International law, Singapore contended, does not prohibit the death penalty. That’s true, mainly because most of the most powerful members of the UN still employ capital punishment. For Singapore, it remains what it considers to be a critical element of its criminal justice infrastructure. That is also true, in the sense that you’d have to have the mental age of a 10-year-old to try to import drugs into that country because you’ll almost certainly get caught and then pretty much definitely be executed. It is well known and, at a pragmatic level, it works.
That doesn’t answer the ethical question of whether capital punishment is ever justified, nor the more nuanced question: if it is, then for whom?
I am squarely in the “no” camp for the death penalty, under all circumstances, because I do not believe that an ethical justification can ever be found for taking another person’s life against their will. Nor, I am pleased to say, do most Australians.
It is different elsewhere. As in America, there is strong public support among Singapore’s population for capital punishment as a general concept (about 70%), but that number falls substantially once people are asked about specific case examples.
The National University of Singapore, which conducted the most recent research, noted: “Singaporeans apparently favoured the death penalty despite admitting that they knew very little about it, were not interested in it and could not give an accurate estimate of the number of persons executed.”
The report’s conclusion was that it is unsafe for the government to continue insisting that it needs to retain the death penalty “because the public supports it”. Studies in the US have produced similar results. It’s all unsurprising: “tough on crime” sentiment is always many times stronger in the abstract than when its real-life consequences come into focus.

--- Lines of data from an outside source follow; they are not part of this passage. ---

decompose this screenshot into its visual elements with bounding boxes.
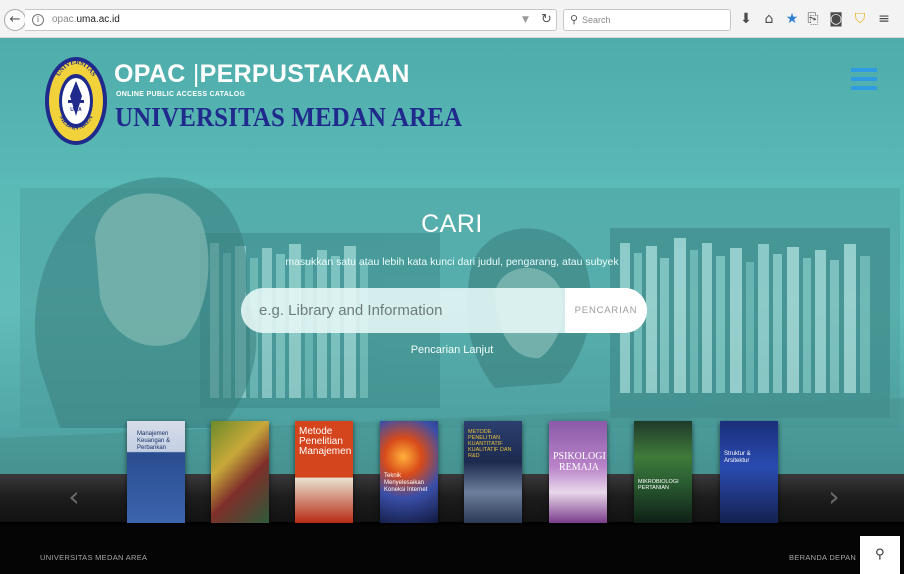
home-icon[interactable]: ⌂ (761, 10, 777, 28)
university-seal-logo[interactable]: UNIVERSITAS MEDAN AREA UMA (44, 56, 108, 146)
catalog-search-input[interactable] (241, 288, 565, 333)
footer-home-link[interactable]: BERANDA DEPAN (789, 553, 856, 562)
search-icon: ⚲ (570, 13, 579, 26)
search-button[interactable]: PENCARIAN (565, 288, 647, 333)
hero-banner: UNIVERSITAS MEDAN AREA UMA OPAC |PERPUST… (0, 38, 904, 525)
book-title: PSIKOLOGI REMAJA (553, 451, 606, 473)
search-heading: CARI (421, 210, 483, 238)
brand-title: OPAC |PERPUSTAKAAN (114, 60, 410, 89)
footer-search-button[interactable]: ⚲ (860, 536, 900, 574)
book-cover[interactable]: Metode Penelitian Manajemen (295, 421, 353, 523)
back-button[interactable]: ← (4, 9, 26, 31)
book-title: METODE PENELITIAN KUANTITATIF KUALITATIF… (468, 429, 512, 459)
reload-icon[interactable]: ↻ (541, 12, 552, 27)
info-icon[interactable]: i (32, 14, 44, 26)
footer-university-name: UNIVERSITAS MEDAN AREA (40, 553, 148, 562)
bookmark-star-icon[interactable]: ★ (784, 10, 800, 28)
seal-center-text: UMA (70, 107, 82, 113)
browser-search-placeholder: Search (582, 15, 611, 25)
url-host: opac. (52, 14, 77, 25)
brand-subtitle: ONLINE PUBLIC ACCESS CATALOG (116, 91, 246, 98)
brand-opac: OPAC (114, 60, 186, 88)
chevron-right-icon[interactable]: › (820, 482, 848, 512)
book-title: Metode Penelitian Manajemen (299, 426, 352, 457)
book-title: Struktur & Arsitektur (724, 451, 751, 464)
book-cover[interactable]: Teknik Menyelesaikan Koneksi Internet (380, 421, 438, 523)
book-cover[interactable]: Struktur & Arsitektur (720, 421, 778, 523)
history-dropdown-icon[interactable]: ▼ (522, 15, 529, 25)
brand-perpustakaan: PERPUSTAKAAN (199, 60, 410, 88)
advanced-search-link[interactable]: Pencarian Lanjut (0, 344, 904, 356)
shield-icon[interactable]: ⛉ (852, 10, 868, 28)
url-domain: uma.ac.id (76, 14, 120, 25)
book-title: Manajemen Keuangan & Perbankan (137, 431, 171, 451)
university-name: UNIVERSITAS MEDAN AREA (115, 102, 463, 132)
pocket-icon[interactable]: ◙ (828, 10, 844, 28)
book-cover[interactable]: Manajemen Keuangan & Perbankan (127, 421, 185, 523)
search-description: masukkan satu atau lebih kata kunci dari… (285, 256, 619, 268)
book-cover[interactable]: MIKROBIOLOGI PERTANIAN (634, 421, 692, 523)
bookmarks-menu-icon[interactable]: ⎘ (805, 10, 821, 28)
address-bar[interactable]: i opac.uma.ac.id ▼ ↻ (25, 9, 557, 31)
hamburger-menu-icon[interactable] (851, 68, 877, 90)
site-footer: UNIVERSITAS MEDAN AREA BERANDA DEPAN ⚲ (0, 525, 904, 574)
book-cover[interactable]: METODE PENELITIAN KUANTITATIF KUALITATIF… (464, 421, 522, 523)
browser-menu-icon[interactable]: ≡ (876, 10, 892, 28)
url-text: opac.uma.ac.id (52, 14, 120, 25)
browser-toolbar: ← i opac.uma.ac.id ▼ ↻ ⚲ Search ⬇ ⌂ ★ ⎘ … (0, 0, 904, 38)
browser-search-field[interactable]: ⚲ Search (563, 9, 731, 31)
brand-separator: | (192, 60, 200, 88)
catalog-search-form: PENCARIAN (241, 288, 647, 333)
download-icon[interactable]: ⬇ (738, 10, 754, 28)
book-cover[interactable] (211, 421, 269, 523)
search-icon: ⚲ (875, 547, 885, 562)
book-title: Teknik Menyelesaikan Koneksi Internet (384, 473, 428, 493)
book-cover[interactable]: PSIKOLOGI REMAJA (549, 421, 607, 523)
chevron-left-icon[interactable]: ‹ (60, 482, 88, 512)
book-title: MIKROBIOLOGI PERTANIAN (638, 479, 679, 491)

On the more granular question — if we execute people, where should the line be drawn — Singapore would say that its stance is consistent with human rights protections. It does not execute juveniles, or people with mental disability. It’s just that Dharmalingam didn’t meet that test.
For me, the fact that one has to even ask such a question is grotesque. Dharmalingam was, in theory, one expert report away from being allowed to live.

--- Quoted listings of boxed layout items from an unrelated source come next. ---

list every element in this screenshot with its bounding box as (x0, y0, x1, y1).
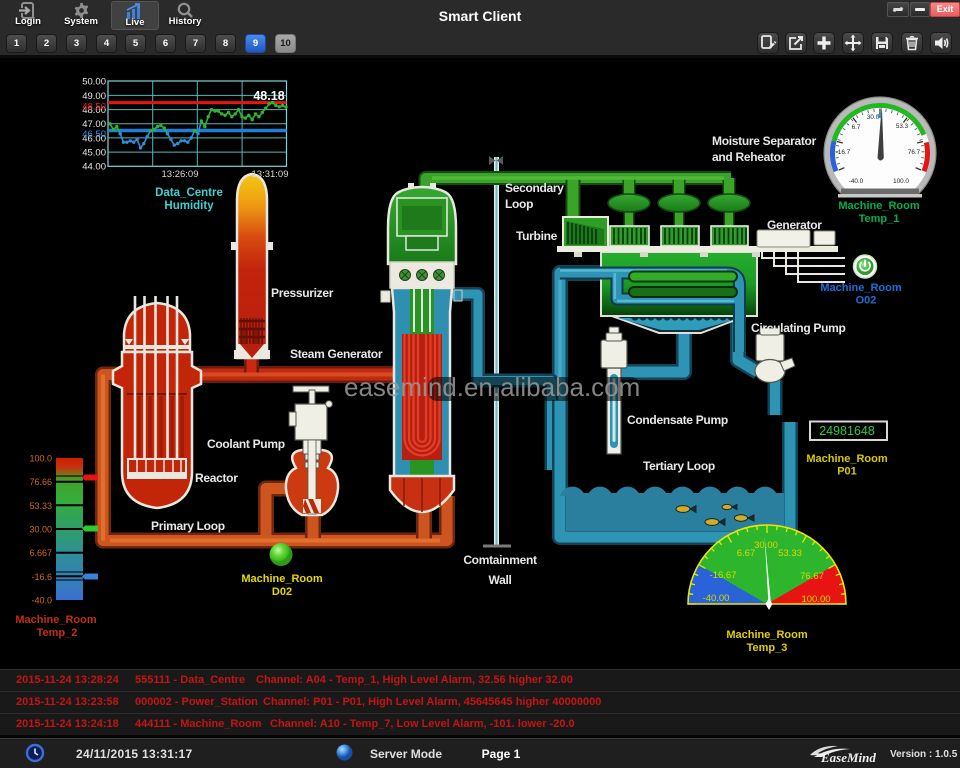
svg-text:100.00: 100.00 (801, 594, 830, 605)
svg-text:50.00: 50.00 (82, 77, 106, 88)
svg-text:Wall: Wall (488, 573, 511, 587)
svg-text:Generator: Generator (767, 218, 822, 232)
svg-text:76.67: 76.67 (800, 571, 824, 582)
svg-text:-40.0: -40.0 (849, 178, 864, 185)
svg-text:Reactor: Reactor (195, 471, 238, 485)
svg-text:Machine_Room: Machine_Room (838, 200, 920, 212)
svg-text:EaseMind: EaseMind (820, 750, 876, 765)
svg-text:Temp_3: Temp_3 (747, 642, 788, 654)
svg-text:30.0: 30.0 (867, 114, 880, 121)
svg-text:13:26:09: 13:26:09 (162, 169, 199, 180)
svg-text:Secondary: Secondary (505, 181, 564, 195)
svg-text:Coolant Pump: Coolant Pump (207, 437, 285, 451)
svg-text:53.3: 53.3 (896, 123, 909, 130)
svg-text:45.00: 45.00 (82, 148, 106, 159)
svg-text:easemind.en.alibaba.com: easemind.en.alibaba.com (344, 372, 640, 402)
svg-text:-16.67: -16.67 (710, 570, 737, 581)
svg-text:13:31:09: 13:31:09 (252, 169, 289, 180)
svg-text:46.50: 46.50 (82, 129, 106, 140)
svg-text:48.50: 48.50 (82, 102, 106, 113)
svg-text:53.33: 53.33 (29, 501, 52, 511)
svg-text:49.00: 49.00 (82, 91, 106, 102)
svg-text:6.667: 6.667 (29, 548, 52, 558)
svg-text:76.7: 76.7 (908, 149, 921, 156)
svg-text:Data_Centre: Data_Centre (155, 187, 223, 199)
svg-text:48.18: 48.18 (253, 89, 284, 103)
svg-text:-40.0: -40.0 (31, 596, 52, 606)
svg-text:Moisture Separator: Moisture Separator (712, 134, 817, 148)
svg-text:D02: D02 (272, 586, 292, 598)
svg-text:53.33: 53.33 (778, 548, 802, 559)
svg-text:30.00: 30.00 (29, 525, 52, 535)
svg-text:100.0: 100.0 (893, 178, 909, 185)
svg-text:44.00: 44.00 (82, 162, 106, 173)
svg-text:6.67: 6.67 (737, 548, 756, 559)
svg-text:P01: P01 (837, 466, 857, 478)
svg-text:and Reheator: and Reheator (712, 150, 786, 164)
svg-text:76.66: 76.66 (29, 477, 52, 487)
svg-text:6.7: 6.7 (852, 124, 861, 131)
svg-text:-16.6: -16.6 (31, 572, 52, 582)
svg-text:Loop: Loop (505, 197, 533, 211)
svg-text:Machine_Room: Machine_Room (820, 282, 902, 294)
svg-text:-40.00: -40.00 (703, 593, 730, 604)
svg-text:Primary Loop: Primary Loop (151, 519, 225, 533)
svg-text:Machine_Room: Machine_Room (15, 614, 97, 626)
svg-text:Comtainment: Comtainment (463, 553, 537, 567)
svg-text:Machine_Room: Machine_Room (806, 453, 888, 465)
svg-text:Temp_2: Temp_2 (37, 627, 78, 639)
svg-text:O02: O02 (856, 295, 877, 307)
svg-text:30.00: 30.00 (754, 540, 778, 551)
svg-text:Machine_Room: Machine_Room (726, 629, 808, 641)
svg-text:Circulating Pump: Circulating Pump (751, 321, 846, 335)
svg-text:Turbine: Turbine (516, 229, 558, 243)
svg-text:-16.7: -16.7 (836, 149, 851, 156)
svg-text:Condensate Pump: Condensate Pump (627, 413, 728, 427)
svg-text:Machine_Room: Machine_Room (241, 573, 323, 585)
svg-text:24981648: 24981648 (819, 424, 875, 438)
svg-text:100.0: 100.0 (29, 454, 52, 464)
svg-text:Steam Generator: Steam Generator (290, 347, 383, 361)
svg-text:Pressurizer: Pressurizer (271, 286, 334, 300)
svg-text:Tertiary Loop: Tertiary Loop (643, 459, 715, 473)
svg-text:Temp_1: Temp_1 (859, 213, 900, 225)
svg-text:Humidity: Humidity (164, 200, 214, 212)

The history books overflow with case studies of children, and adults with children’s brains, who were put to death for crimes they either didn’t commit or couldn’t understand. Drawing lines, on one side of which is the extinguishment of life, is beyond human capacity and should be beyond our presumption of right.
I expect that Dharmalingam’s tragic death will have one positive effect, in that it will be cited from now on as proof of the ethical point which, I hope, will one day motivate Singapore to abolish capital punishment.